合計値が単身で280万以上340万未満、2人以上世帯で463万未満なら、2割負担。

そして合計値が単身で340万円以上、もしくは2人以上となる世帯で463万円以上の場合には、3割負担となるわけです。

 

よく出てくる「現役並みの所得のある方」「現役並み所得者」というやや曖昧な表現は、このカテゴリの人達を指しています。

しかし3割負担になった人が月々に負担する介護利用料については、一律に1.5倍の負担になるわけではありません。

高額の介護を必要とした人については、次に説明する介護高額サービス費というものがあるからです。

上限額以上の支払いがあると一部が戻ってくる?高額介護サービス費の活用

月々の介護サービス費で、自己負担額が上限額を超えると、その超えた分が払い戻されます。

ただ、高額介護サービス費の支給制度は、施設居住費など適用されない負担分もあるので注意して下さい。

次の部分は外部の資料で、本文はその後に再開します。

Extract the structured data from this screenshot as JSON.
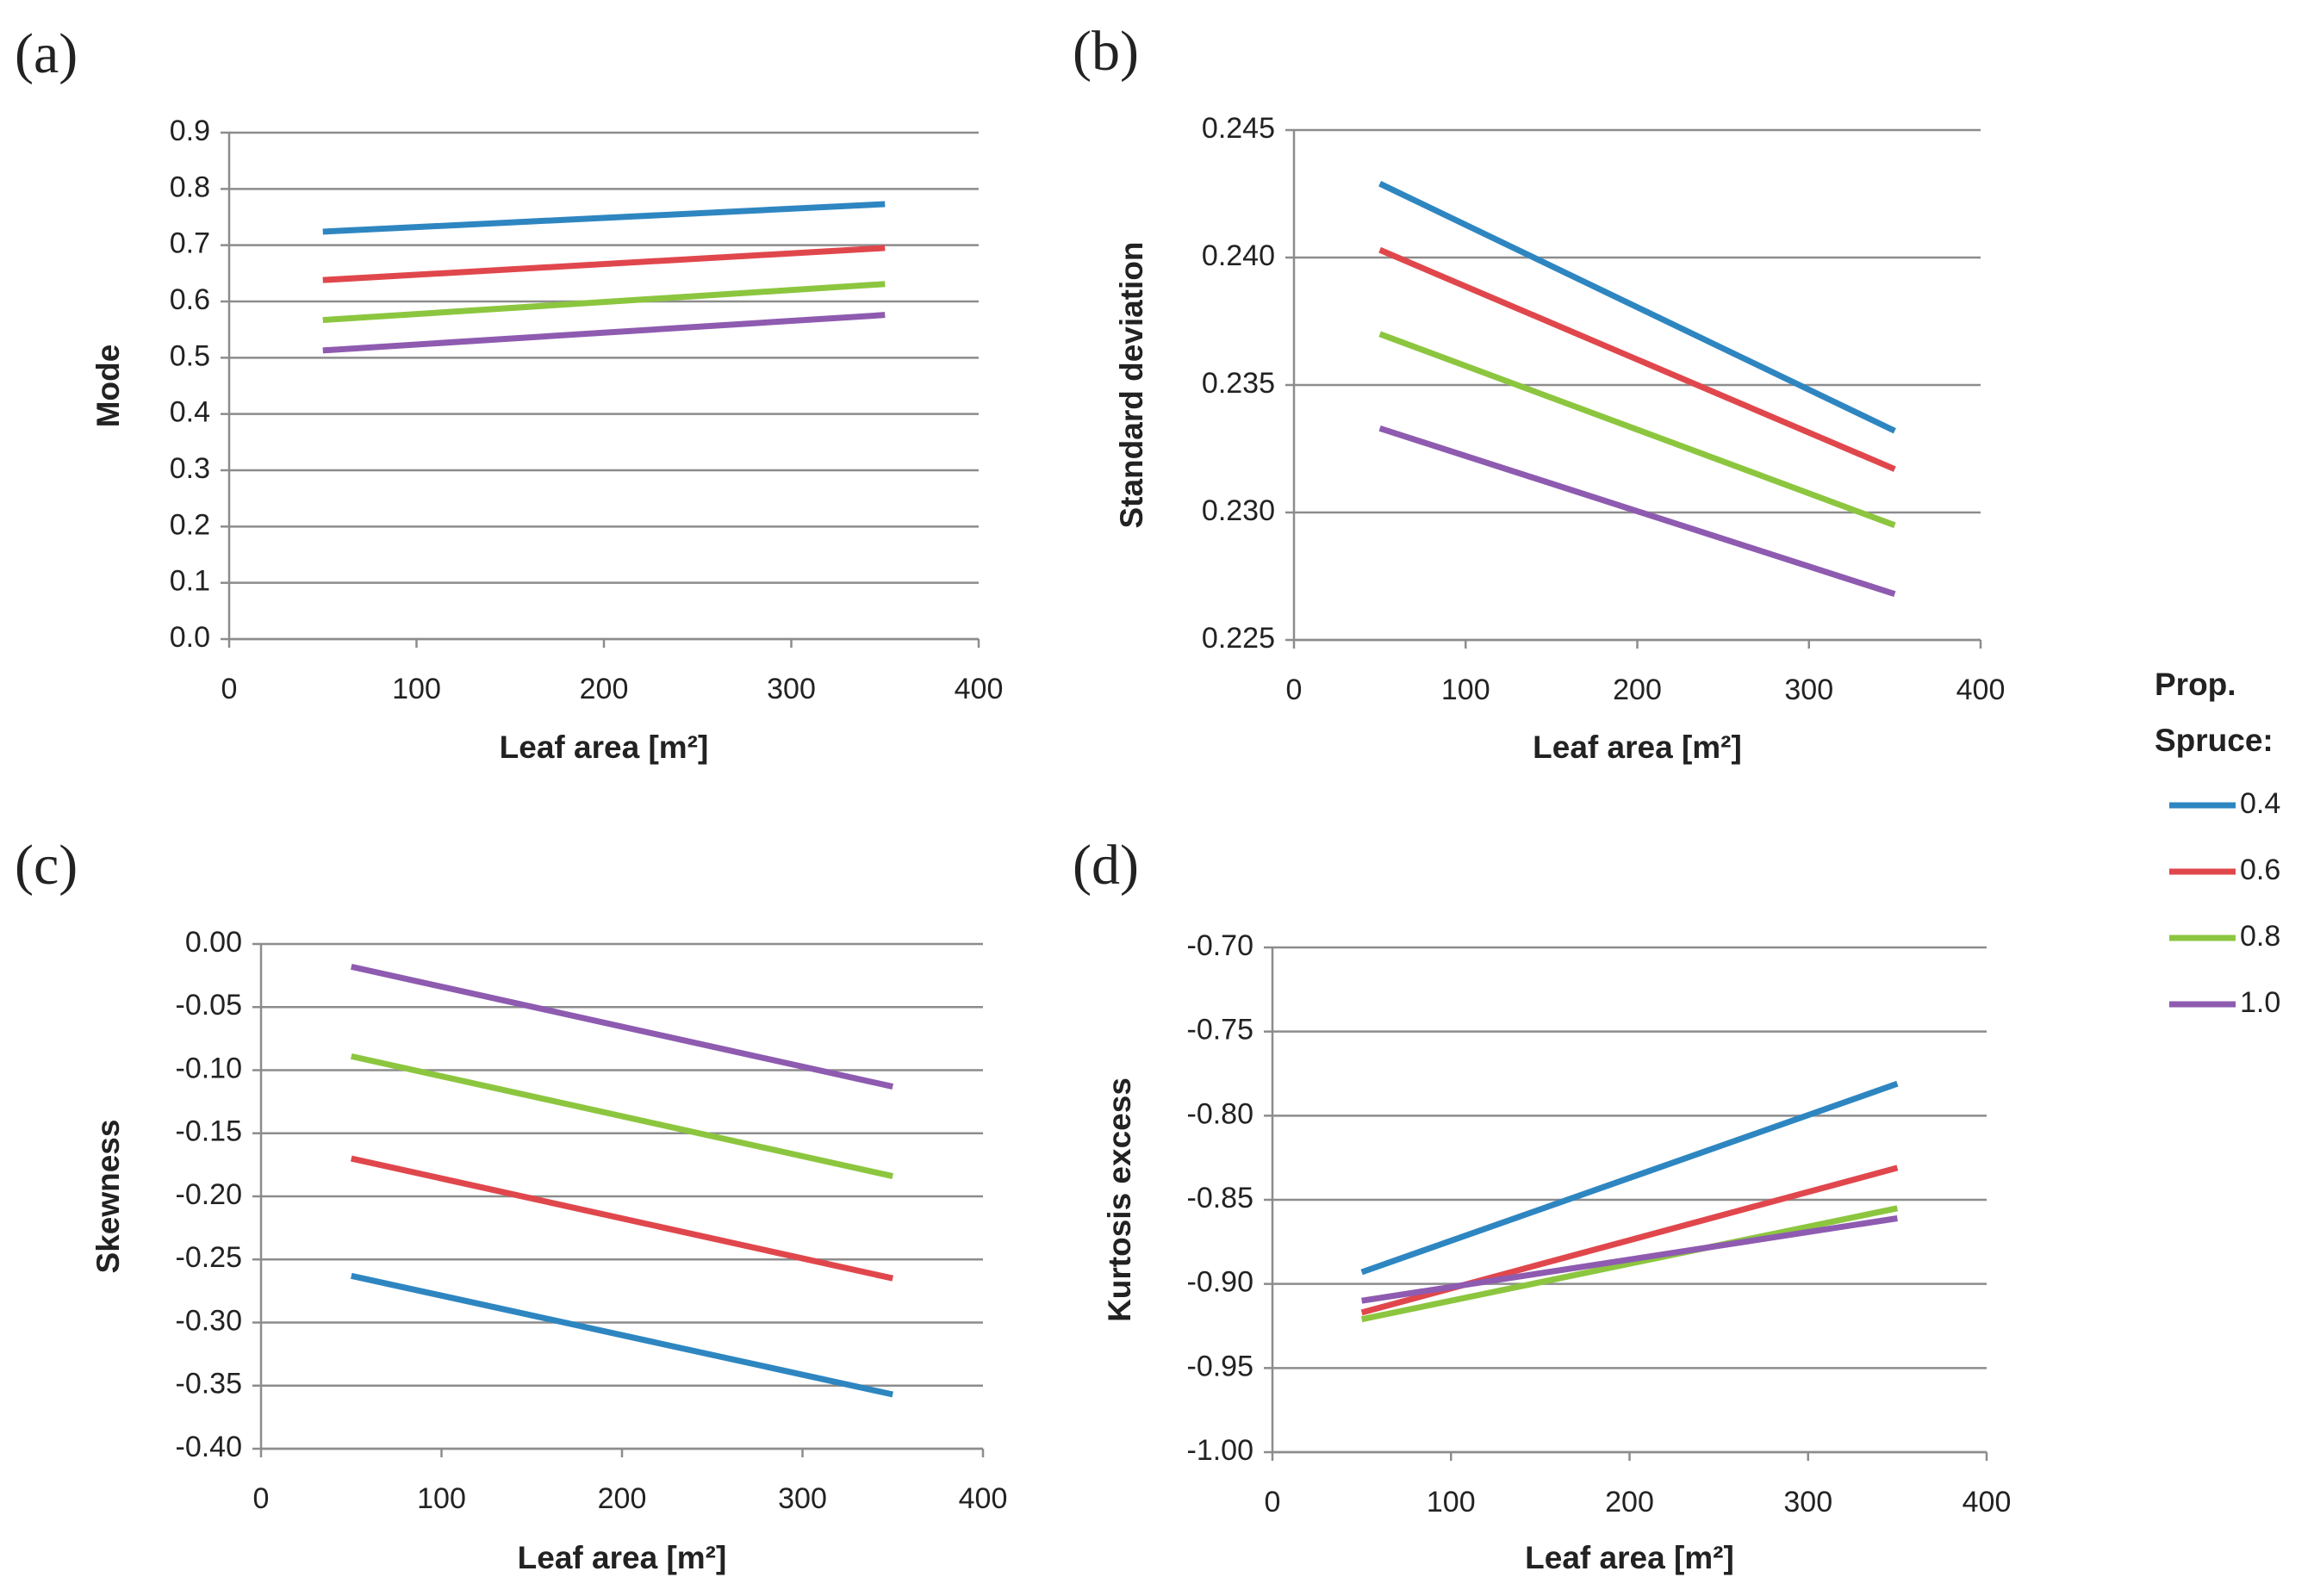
{
  "chart_data": [
    {
      "type": "line",
      "label": "(a)",
      "xlabel": "Leaf area [m²]",
      "ylabel": "Mode",
      "x": [
        50,
        350
      ],
      "xlim": [
        0,
        400
      ],
      "xticks": [
        0,
        100,
        200,
        300,
        400
      ],
      "ylim": [
        0,
        0.9
      ],
      "yticks": [
        {
          "value": 0,
          "label": "0.0"
        },
        0.1,
        0.2,
        0.3,
        0.4,
        0.5,
        0.6,
        0.7,
        0.8,
        0.9
      ],
      "grid": true,
      "series": [
        {
          "color": "#2e86c1",
          "values": [
            0.724,
            0.773
          ]
        },
        {
          "color": "#e0474c",
          "values": [
            0.638,
            0.695
          ]
        },
        {
          "color": "#8cc63f",
          "values": [
            0.567,
            0.631
          ]
        },
        {
          "color": "#8e5bb0",
          "values": [
            0.513,
            0.576
          ]
        }
      ]
    },
    {
      "type": "line",
      "label": "(b)",
      "xlabel": "Leaf area [m²]",
      "ylabel": "Standard deviation",
      "x": [
        50,
        350
      ],
      "xlim": [
        0,
        400
      ],
      "xticks": [
        0,
        100,
        200,
        300,
        400
      ],
      "ylim": [
        0.225,
        0.245
      ],
      "yticks": [
        0.225,
        {
          "value": 0.23,
          "label": "0.230"
        },
        0.235,
        {
          "value": 0.24,
          "label": "0.240"
        },
        0.245
      ],
      "grid": true,
      "series": [
        {
          "color": "#2e86c1",
          "values": [
            0.2429,
            0.2332
          ]
        },
        {
          "color": "#e0474c",
          "values": [
            0.2403,
            0.2317
          ]
        },
        {
          "color": "#8cc63f",
          "values": [
            0.237,
            0.2295
          ]
        },
        {
          "color": "#8e5bb0",
          "values": [
            0.2333,
            0.2268
          ]
        }
      ]
    },
    {
      "type": "line",
      "label": "(c)",
      "xlabel": "Leaf area [m²]",
      "ylabel": "Skewness",
      "x": [
        50,
        350
      ],
      "xlim": [
        0,
        400
      ],
      "xticks": [
        0,
        100,
        200,
        300,
        400
      ],
      "ylim": [
        -0.4,
        0
      ],
      "yticks": [
        {
          "value": -0.4,
          "label": "-0.40"
        },
        -0.35,
        {
          "value": -0.3,
          "label": "-0.30"
        },
        -0.25,
        {
          "value": -0.2,
          "label": "-0.20"
        },
        -0.15,
        {
          "value": -0.1,
          "label": "-0.10"
        },
        -0.05,
        {
          "value": 0,
          "label": "0.00"
        }
      ],
      "grid": true,
      "series": [
        {
          "color": "#2e86c1",
          "values": [
            -0.263,
            -0.357
          ]
        },
        {
          "color": "#e0474c",
          "values": [
            -0.17,
            -0.265
          ]
        },
        {
          "color": "#8cc63f",
          "values": [
            -0.089,
            -0.184
          ]
        },
        {
          "color": "#8e5bb0",
          "values": [
            -0.018,
            -0.113
          ]
        }
      ]
    },
    {
      "type": "line",
      "label": "(d)",
      "xlabel": "Leaf area [m²]",
      "ylabel": "Kurtosis excess",
      "x": [
        50,
        350
      ],
      "xlim": [
        0,
        400
      ],
      "xticks": [
        0,
        100,
        200,
        300,
        400
      ],
      "ylim": [
        -1,
        -0.7
      ],
      "yticks": [
        {
          "value": -1,
          "label": "-1.00"
        },
        -0.95,
        {
          "value": -0.9,
          "label": "-0.90"
        },
        -0.85,
        {
          "value": -0.8,
          "label": "-0.80"
        },
        -0.75,
        {
          "value": -0.7,
          "label": "-0.70"
        }
      ],
      "grid": true,
      "series": [
        {
          "color": "#2e86c1",
          "values": [
            -0.893,
            -0.781
          ]
        },
        {
          "color": "#e0474c",
          "values": [
            -0.917,
            -0.831
          ]
        },
        {
          "color": "#8cc63f",
          "values": [
            -0.921,
            -0.855
          ]
        },
        {
          "color": "#8e5bb0",
          "values": [
            -0.91,
            -0.861
          ]
        }
      ]
    }
  ],
  "legend": {
    "title": [
      "Prop.",
      "Spruce:"
    ],
    "items": [
      {
        "label": "0.4",
        "color": "#2e86c1"
      },
      {
        "label": "0.6",
        "color": "#e0474c"
      },
      {
        "label": "0.8",
        "color": "#8cc63f"
      },
      {
        "label": "1.0",
        "color": "#8e5bb0"
      }
    ]
  }
}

他に不適用となる費用には、食事代や差額ベッドの代金、生活費などです。

在宅サービスを受けた場合の住宅改修や、福祉用具の購入費にも適用はされません。

 

上限額については、個人合計額か世帯合計額のどちらが適用されるかで大別されます。

単身の人、老齢福祉年金や生活保護を受給している人、合計所得金額と課税年金収入の合計が80万円以下の人については、個人合計額15,000円が適用されます。

 

この場合の計算方法は非常に簡単です。

負担した金額-自己負担上限額(15,000)=高額介護サービス費(払い戻される額)

ということになります。

たとえば20000円を負担した人がこれに当てはまる場合、5,000円を払い戻してもらえるということになるわけです。

 

世帯の自己負担上限額は3種類あります。

24,600円

37,200円

44,400円

 

いちばん上限額の多い44,400円の負担となるのは、上のほうでも出てきた「現役並み所得者」がいる世帯です。

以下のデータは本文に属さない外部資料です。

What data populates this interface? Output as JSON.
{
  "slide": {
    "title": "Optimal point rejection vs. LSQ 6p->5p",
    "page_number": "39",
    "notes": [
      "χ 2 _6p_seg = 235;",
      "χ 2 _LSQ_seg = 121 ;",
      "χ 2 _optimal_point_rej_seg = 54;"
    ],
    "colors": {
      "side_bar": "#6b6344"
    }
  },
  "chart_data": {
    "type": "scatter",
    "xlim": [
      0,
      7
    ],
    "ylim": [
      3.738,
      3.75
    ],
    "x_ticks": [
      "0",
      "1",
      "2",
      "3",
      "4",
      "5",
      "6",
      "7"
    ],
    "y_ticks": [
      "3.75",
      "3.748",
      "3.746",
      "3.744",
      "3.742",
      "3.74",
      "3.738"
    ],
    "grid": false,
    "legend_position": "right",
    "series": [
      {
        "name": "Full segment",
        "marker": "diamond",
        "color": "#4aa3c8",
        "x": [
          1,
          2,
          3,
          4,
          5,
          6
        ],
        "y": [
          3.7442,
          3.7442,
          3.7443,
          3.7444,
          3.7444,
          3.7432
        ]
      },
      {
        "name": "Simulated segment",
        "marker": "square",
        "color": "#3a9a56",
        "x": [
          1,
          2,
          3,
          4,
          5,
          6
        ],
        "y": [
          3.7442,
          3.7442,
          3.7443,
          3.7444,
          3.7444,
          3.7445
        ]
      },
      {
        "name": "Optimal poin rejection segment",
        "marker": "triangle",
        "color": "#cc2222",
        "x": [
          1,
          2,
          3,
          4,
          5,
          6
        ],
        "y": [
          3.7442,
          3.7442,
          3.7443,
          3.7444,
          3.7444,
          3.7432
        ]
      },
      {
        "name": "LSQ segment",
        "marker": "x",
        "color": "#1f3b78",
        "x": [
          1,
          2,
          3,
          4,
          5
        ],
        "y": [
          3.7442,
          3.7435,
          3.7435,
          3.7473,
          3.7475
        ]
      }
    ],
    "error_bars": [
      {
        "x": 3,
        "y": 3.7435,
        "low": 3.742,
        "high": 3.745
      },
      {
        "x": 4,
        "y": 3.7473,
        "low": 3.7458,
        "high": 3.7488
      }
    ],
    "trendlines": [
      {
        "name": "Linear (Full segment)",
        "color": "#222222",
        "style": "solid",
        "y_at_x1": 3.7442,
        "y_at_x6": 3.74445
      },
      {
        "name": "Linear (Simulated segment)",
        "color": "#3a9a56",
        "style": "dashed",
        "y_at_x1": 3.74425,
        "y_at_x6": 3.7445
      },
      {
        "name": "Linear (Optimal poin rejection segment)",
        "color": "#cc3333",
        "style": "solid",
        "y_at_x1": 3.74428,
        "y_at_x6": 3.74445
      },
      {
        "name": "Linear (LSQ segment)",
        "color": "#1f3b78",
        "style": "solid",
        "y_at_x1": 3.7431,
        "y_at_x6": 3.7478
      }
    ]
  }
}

37,200円が上限額となるのは、市町村民税を世帯全員のどなたかが課税されている方。

そして24,600円となるのは、世帯全員が市町村民税を課税されていない人で、個人合計額(15,000円)の適用がない人を除いた人になります。

 

ではこの世帯での合算の計算方法を見ていきましょう。

(世帯の自己負担額合計-世帯上限額)×自己負担額÷世帯の自己負担額合計=高額介護サービス費(払い戻される額)

上のようになります。

 

たとえば、ある夫婦2人の世帯で、自己負担上限額が37,200円であるとします。

そして夫が30,000円、妻が40,000円の自己負担をしている場合には、上の式に金額を当てはめるとこうなります。

夫に払い戻される金額
(30,000+40,000-37,200)×30,000÷(30,000+40000)≒14,057円
妻に払い戻される金額
(30,000+40,000-37,200)×40,000÷(30,000+40,000)≒18.742円

 

このように、かなり馬鹿にならない金額が帰ってくることが分かります。

ちなみに1円未満の端数については切り捨てとなります。

実際のところ、負担限度額にしても、適用されるサービス費についても、こういった役所への申請に関する計算は複雑な適用除外などがつきものです。

特に高齢の方には難しいのが実情でしょう。

役所に直接問い合わせをしてもかまいませんが、担当ケアマネージャーに確認してもらうこともできますので、一度チェックしてみてはいかがでしょうか。

以上のように介護保険の3割負担について概観しましたが、いかがだったでしょうか。

高齢者問題にかかる財政は非常に厳しく、このように高齢者の負担を引き上げざるを得ない状況になりました。

介護保険制度の維持のためのやむを得ない改正です。

介護関係者もできるだけ、内容の豊かな利用しやすいサービスを提供できるよう取り組んでいくことでしょう。